Dan posted this patch:
https://lists.nongnu.org/archive/html/qemu-devel/2021-08/msg05468.html

FEDORA-2021-b2fffa02d2 has been submitted as an update to Fedora 35. https://bodhi.fedoraproject.org/updates/FEDORA-2021-b2fffa02d2

FEDORA-2021-b2fffa02d2 has been pushed to the Fedora 35 testing repository.
Soon you'll be able to install the update with the following command:
`sudo dnf upgrade --enablerepo=updates-testing --advisory=FEDORA-2021-b2fffa02d2`
You can provide feedback for this update here: https://bodhi.fedoraproject.org/updates/FEDORA-2021-b2fffa02d2

See also https://fedoraproject.org/wiki/QA:Updates_Testing for more information on how to test updates.

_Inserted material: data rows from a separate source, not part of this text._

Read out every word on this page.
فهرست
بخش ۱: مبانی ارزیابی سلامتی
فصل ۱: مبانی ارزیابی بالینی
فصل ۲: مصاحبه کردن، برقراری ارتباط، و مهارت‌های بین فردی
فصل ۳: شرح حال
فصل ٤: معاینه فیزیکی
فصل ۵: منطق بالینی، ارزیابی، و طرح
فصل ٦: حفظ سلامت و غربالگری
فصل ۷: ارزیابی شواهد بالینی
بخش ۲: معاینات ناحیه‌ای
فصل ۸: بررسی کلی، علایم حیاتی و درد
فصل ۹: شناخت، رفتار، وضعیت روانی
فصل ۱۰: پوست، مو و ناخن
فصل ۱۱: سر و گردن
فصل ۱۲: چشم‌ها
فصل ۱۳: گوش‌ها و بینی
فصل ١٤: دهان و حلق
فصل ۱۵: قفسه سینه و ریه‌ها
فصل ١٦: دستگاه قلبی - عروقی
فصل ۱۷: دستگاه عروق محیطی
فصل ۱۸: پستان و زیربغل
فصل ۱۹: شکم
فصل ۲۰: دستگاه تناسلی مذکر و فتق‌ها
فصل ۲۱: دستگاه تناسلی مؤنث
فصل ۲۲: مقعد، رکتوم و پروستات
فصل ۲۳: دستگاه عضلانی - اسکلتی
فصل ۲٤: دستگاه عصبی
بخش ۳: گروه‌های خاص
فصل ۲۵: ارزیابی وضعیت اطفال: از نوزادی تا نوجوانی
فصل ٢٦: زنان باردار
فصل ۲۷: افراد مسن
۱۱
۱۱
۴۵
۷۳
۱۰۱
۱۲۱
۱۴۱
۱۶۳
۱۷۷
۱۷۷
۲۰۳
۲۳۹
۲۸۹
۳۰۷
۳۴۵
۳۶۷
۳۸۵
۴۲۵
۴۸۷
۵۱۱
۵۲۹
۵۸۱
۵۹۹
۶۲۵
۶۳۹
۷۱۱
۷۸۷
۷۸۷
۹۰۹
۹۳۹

Cloned as https://bugzilla.redhat.com/show_bug.cgi?id=2002246
for RHEL 9.0.

FEDORA-2021-b2fffa02d2 has been submitted as an update to Fedora 35. https://bodhi.fedoraproject.org/updates/FEDORA-2021-b2fffa02d2

FEDORA-2021-b2fffa02d2 has been pushed to the Fedora 35 testing repository.
Soon you'll be able to install the update with the following command:
`sudo dnf upgrade --enablerepo=updates-testing --advisory=FEDORA-2021-b2fffa02d2`
You can provide feedback for this update here: https://bodhi.fedoraproject.org/updates/FEDORA-2021-b2fffa02d2

See also https://fedoraproject.org/wiki/QA:Updates_Testing for more information on how to test updates.

FEDORA-2021-b2fffa02d2 has been pushed to the Fedora 35 stable repository.
If problem still persists, please make note of it in this bug report.